Around noon, Leonard took a closer look at the chart plotter, and suggested an overnight run to Charleston (gotta make up for the day we couldn't move!).  Under these conditions it would be a fairly easy run, motoring if the wind was too light to sail and we'd arrive in the morning.  The only catch was we had reservations at the marina starting Thursday, not Monday, and the marina is usually full during snowbird season.  We called the marina too see if we could change our marina dates.  We could, but we'd be on  the 'tricky' dock, with sideways current,  and the dock guy suggested arriving before 1130 (the current really runs here, making docking sideways to it difficult). 
Sunset with clear skies
So we settled in for an overnight sail.  Other than a few hours mid day, when the wind went light, we sailed, once again running a bit more down wind when the wind shifted into the SW, and picked up to 15kts.  The 15kts of wind built the waves into the 4' range, not bad, but the 'down wind roll' gradually became more evident during the afternoon, and I decided to fix dinner before it more pronounced.

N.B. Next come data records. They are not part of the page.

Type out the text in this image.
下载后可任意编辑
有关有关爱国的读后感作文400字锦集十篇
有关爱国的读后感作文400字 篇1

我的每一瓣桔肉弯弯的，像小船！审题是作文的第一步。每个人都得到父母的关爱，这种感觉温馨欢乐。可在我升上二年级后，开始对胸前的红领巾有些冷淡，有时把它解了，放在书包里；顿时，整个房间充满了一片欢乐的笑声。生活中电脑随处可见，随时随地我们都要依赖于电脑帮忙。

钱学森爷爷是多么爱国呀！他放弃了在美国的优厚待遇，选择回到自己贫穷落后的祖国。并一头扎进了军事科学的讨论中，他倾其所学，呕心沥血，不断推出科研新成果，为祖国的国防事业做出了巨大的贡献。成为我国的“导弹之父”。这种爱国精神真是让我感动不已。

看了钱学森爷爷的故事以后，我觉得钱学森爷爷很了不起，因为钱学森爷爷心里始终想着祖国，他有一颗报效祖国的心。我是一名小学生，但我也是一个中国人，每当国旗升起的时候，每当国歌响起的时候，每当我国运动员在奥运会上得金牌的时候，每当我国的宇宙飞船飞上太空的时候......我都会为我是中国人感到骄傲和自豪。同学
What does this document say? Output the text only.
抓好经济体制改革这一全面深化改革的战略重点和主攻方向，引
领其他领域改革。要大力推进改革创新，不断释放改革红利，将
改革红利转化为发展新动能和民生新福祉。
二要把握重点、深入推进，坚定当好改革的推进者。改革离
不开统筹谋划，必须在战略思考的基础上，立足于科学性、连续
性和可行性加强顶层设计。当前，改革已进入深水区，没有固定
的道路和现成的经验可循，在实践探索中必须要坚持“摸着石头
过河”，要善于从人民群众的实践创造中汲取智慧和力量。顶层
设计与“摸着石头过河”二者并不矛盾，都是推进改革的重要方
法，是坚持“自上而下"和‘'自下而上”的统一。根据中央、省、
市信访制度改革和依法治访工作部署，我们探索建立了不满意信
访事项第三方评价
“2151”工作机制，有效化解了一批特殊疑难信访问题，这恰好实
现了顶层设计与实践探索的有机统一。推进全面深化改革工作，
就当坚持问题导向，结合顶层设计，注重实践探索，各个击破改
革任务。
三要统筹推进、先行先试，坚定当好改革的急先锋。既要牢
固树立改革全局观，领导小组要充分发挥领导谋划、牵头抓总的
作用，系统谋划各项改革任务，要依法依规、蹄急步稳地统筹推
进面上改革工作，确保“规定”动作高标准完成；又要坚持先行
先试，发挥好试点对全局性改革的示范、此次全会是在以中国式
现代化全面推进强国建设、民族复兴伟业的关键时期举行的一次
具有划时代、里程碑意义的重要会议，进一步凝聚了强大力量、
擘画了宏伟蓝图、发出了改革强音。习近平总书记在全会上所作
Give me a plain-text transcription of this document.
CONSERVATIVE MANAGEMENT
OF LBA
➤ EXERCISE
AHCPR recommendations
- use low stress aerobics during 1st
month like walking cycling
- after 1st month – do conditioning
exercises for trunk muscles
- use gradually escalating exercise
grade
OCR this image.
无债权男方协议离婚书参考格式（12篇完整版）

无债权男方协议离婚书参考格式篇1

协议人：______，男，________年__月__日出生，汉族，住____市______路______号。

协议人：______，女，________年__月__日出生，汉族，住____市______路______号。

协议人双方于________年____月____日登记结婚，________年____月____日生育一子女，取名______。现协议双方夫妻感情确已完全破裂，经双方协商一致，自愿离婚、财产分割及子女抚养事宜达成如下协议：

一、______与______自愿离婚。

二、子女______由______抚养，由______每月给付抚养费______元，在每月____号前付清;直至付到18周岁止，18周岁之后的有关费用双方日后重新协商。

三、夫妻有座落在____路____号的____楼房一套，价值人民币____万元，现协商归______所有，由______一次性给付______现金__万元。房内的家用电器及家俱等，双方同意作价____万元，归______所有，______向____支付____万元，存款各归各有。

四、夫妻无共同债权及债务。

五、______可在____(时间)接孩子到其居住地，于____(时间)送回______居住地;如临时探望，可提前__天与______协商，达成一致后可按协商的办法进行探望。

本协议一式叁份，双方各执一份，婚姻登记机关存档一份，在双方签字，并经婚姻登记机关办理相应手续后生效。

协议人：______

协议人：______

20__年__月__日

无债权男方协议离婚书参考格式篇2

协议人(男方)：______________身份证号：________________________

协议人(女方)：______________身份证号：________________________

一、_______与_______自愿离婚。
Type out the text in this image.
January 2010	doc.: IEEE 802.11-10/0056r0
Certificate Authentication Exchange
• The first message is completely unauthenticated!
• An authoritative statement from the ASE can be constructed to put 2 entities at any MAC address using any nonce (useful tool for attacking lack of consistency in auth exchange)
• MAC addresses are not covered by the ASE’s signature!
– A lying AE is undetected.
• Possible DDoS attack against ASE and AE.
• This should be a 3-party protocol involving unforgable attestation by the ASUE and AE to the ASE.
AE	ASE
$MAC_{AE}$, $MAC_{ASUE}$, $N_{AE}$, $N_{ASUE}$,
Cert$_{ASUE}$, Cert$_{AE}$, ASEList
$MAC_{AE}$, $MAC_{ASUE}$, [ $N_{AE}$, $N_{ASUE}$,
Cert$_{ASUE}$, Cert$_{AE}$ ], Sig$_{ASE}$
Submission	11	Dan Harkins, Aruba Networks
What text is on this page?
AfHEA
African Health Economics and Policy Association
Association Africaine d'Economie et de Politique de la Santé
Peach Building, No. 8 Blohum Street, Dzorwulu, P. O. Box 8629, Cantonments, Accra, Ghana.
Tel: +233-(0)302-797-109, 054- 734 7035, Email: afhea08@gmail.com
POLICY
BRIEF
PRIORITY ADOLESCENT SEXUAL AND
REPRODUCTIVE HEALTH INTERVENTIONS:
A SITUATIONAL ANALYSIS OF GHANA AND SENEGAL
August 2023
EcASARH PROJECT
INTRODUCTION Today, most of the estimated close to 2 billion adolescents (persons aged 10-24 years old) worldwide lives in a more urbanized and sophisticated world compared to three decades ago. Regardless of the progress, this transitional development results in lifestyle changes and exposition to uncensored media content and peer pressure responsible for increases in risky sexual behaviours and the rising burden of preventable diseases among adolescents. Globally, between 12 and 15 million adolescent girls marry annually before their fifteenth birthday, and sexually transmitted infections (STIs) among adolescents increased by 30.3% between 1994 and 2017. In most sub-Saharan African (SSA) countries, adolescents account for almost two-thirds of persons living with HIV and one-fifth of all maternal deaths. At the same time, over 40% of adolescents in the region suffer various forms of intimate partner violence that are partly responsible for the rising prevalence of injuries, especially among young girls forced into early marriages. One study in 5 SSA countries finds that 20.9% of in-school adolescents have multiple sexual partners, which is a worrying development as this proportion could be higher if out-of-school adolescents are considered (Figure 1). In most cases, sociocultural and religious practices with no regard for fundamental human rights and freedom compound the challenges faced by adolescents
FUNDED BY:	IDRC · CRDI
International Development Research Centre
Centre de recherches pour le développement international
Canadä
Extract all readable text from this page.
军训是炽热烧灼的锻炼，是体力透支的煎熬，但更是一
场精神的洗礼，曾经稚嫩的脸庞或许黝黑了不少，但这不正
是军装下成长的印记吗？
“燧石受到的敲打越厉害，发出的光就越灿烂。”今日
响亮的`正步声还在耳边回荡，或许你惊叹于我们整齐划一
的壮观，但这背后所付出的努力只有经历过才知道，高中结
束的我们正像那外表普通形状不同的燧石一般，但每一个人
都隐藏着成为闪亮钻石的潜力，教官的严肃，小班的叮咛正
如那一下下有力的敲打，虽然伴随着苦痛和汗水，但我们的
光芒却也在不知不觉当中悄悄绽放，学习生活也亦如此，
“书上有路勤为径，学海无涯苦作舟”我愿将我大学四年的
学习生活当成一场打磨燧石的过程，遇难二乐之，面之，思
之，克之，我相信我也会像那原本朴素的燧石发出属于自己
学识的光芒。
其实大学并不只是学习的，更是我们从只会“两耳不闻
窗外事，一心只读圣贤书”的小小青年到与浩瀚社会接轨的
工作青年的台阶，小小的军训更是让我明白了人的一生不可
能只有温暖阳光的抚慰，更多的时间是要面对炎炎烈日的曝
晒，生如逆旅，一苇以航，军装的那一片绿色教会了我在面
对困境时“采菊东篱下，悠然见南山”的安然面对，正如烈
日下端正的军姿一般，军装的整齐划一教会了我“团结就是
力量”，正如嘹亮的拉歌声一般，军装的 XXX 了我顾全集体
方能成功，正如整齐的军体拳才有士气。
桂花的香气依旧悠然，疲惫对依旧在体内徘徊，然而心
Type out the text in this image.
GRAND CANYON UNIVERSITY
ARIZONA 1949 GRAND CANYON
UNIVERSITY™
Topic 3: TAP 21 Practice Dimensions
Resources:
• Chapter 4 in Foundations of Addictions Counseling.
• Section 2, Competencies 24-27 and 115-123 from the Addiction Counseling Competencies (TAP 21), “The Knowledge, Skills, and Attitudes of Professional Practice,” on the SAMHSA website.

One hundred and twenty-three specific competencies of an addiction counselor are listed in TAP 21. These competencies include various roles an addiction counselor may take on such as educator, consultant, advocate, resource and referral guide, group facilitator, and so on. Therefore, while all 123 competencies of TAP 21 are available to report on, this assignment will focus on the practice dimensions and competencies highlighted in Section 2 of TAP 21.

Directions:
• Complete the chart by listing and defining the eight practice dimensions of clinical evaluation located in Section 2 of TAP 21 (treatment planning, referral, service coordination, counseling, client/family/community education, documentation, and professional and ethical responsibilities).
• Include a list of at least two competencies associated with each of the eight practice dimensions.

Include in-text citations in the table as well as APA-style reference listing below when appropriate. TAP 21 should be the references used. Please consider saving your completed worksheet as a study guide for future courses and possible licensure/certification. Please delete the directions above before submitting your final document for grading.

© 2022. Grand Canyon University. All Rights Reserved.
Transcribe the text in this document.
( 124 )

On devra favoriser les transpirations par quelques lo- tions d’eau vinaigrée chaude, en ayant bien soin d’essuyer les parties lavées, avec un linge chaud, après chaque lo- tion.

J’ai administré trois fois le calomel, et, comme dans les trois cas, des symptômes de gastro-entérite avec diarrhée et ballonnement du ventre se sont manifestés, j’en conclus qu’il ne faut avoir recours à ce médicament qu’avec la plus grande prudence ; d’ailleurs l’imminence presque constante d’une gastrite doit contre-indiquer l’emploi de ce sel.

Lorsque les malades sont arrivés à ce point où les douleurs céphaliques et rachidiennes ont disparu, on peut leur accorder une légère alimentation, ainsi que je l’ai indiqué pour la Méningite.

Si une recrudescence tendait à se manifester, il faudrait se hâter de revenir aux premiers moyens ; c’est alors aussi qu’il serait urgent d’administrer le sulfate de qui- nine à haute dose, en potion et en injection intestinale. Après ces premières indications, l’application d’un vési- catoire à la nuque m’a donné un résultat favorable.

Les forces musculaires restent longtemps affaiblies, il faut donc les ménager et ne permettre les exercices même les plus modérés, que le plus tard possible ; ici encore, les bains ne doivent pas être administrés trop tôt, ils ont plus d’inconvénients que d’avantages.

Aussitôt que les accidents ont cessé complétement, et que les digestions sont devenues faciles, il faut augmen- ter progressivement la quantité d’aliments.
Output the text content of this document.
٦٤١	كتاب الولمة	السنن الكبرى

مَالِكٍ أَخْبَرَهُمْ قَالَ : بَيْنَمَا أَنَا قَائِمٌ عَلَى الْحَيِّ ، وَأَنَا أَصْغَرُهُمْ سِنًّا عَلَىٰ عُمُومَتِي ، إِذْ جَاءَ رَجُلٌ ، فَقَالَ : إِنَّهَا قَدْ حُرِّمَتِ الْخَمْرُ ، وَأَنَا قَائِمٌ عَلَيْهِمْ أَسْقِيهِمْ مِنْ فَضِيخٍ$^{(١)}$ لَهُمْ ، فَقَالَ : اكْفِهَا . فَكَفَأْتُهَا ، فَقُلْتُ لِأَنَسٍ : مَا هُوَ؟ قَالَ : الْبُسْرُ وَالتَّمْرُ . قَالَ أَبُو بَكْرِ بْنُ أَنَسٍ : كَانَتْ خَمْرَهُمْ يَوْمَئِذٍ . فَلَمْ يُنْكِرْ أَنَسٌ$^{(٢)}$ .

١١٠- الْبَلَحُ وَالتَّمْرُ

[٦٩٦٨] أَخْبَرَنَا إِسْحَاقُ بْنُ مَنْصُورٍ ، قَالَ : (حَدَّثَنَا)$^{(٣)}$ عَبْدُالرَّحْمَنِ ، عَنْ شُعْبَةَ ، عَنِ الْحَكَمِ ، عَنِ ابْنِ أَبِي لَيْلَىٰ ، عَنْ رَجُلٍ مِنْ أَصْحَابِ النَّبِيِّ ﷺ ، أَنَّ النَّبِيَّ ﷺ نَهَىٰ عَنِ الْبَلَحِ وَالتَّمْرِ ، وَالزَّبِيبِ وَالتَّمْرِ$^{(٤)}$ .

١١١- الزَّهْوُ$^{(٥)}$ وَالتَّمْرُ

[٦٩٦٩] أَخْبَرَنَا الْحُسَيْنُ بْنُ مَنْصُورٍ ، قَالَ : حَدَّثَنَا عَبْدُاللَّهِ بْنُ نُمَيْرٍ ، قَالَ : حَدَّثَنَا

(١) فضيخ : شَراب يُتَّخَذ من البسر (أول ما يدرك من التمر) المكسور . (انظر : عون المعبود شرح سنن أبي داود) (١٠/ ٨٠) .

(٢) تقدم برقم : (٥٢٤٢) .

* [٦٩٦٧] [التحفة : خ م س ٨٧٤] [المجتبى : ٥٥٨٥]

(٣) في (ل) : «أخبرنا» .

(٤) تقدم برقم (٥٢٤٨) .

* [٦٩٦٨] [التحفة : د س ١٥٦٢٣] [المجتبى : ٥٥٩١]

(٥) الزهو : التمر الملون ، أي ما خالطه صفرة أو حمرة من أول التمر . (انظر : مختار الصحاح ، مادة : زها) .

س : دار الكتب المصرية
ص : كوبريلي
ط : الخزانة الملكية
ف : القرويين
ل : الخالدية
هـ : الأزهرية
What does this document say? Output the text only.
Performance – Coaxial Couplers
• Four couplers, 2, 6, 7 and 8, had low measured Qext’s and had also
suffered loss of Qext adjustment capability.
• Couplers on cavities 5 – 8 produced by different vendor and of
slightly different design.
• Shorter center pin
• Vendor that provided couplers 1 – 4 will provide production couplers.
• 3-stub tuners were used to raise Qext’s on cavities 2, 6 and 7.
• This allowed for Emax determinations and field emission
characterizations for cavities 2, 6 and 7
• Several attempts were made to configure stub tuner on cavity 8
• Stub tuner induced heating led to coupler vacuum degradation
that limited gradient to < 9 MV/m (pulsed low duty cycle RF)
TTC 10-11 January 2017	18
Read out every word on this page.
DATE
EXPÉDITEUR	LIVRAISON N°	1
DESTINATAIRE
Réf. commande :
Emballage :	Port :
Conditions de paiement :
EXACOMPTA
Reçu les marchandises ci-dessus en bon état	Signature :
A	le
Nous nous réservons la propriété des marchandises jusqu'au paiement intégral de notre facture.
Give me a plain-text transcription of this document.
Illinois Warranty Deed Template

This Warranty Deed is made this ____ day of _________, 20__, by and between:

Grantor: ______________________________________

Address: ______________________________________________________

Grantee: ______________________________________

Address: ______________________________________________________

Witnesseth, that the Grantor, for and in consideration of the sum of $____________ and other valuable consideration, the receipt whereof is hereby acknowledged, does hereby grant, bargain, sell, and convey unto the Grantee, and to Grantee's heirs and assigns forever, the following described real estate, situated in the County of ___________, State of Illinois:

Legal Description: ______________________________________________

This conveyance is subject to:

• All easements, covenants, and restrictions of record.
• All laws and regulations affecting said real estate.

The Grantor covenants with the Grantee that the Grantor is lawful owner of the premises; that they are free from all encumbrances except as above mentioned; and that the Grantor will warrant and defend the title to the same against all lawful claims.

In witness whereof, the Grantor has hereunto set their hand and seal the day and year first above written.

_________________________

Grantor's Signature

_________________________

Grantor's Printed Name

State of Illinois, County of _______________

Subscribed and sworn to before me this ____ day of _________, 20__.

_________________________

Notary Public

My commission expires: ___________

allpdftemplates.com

We debated what sail combination would work best for running overnight, and, since we already had the main out and tied down with a line to prevent an accidental jibe, we rolled in the jib. While going offshore is  easier than dealing with traffic and currents in the ICW, a down side is the lack of wildlife to break the monotony of the waves - there's a lot more to look at along the ICW.  So when just before sunset, we were joined by a playful pair of dolphins off the Savannah River, they made our day, staying with us until it was too dark to see them.

5/9/2016     To 32 47.368N,  79 55.453W   Charleston Maritime Center 164.5 NM
  
Passing an outbound freighter as we enter Charleston
The wind held until 0430, when our speed dropped below 3 kts, we started motoring to make sure we arrived before the current switched.  If only the wave height would drop at the same time the wind does!  For once we arrived at the inlet when the tide was flooding, and had a fast trip into the harbor.  I was surprised when Leonard woke me, telling me we were 15 minutes out.  Just before 0945, we were on the dock at the marina, having been underway just under 30 hours with the log reading 154NM.  When we checked the track distance, we'd done another 10NM (translates as 2 hours at 5kts), thanks to having the current helping much of the trip, and we'd sailed about 20 hours of the trip.  No need to stop at the fuel dock since the gauge still read full.
After giving the boat a good wash, especially along the hull where the fenders would be against the hull during ebb current, we wandered ashore to get some exercise.  Both of us were looking forward to an early night.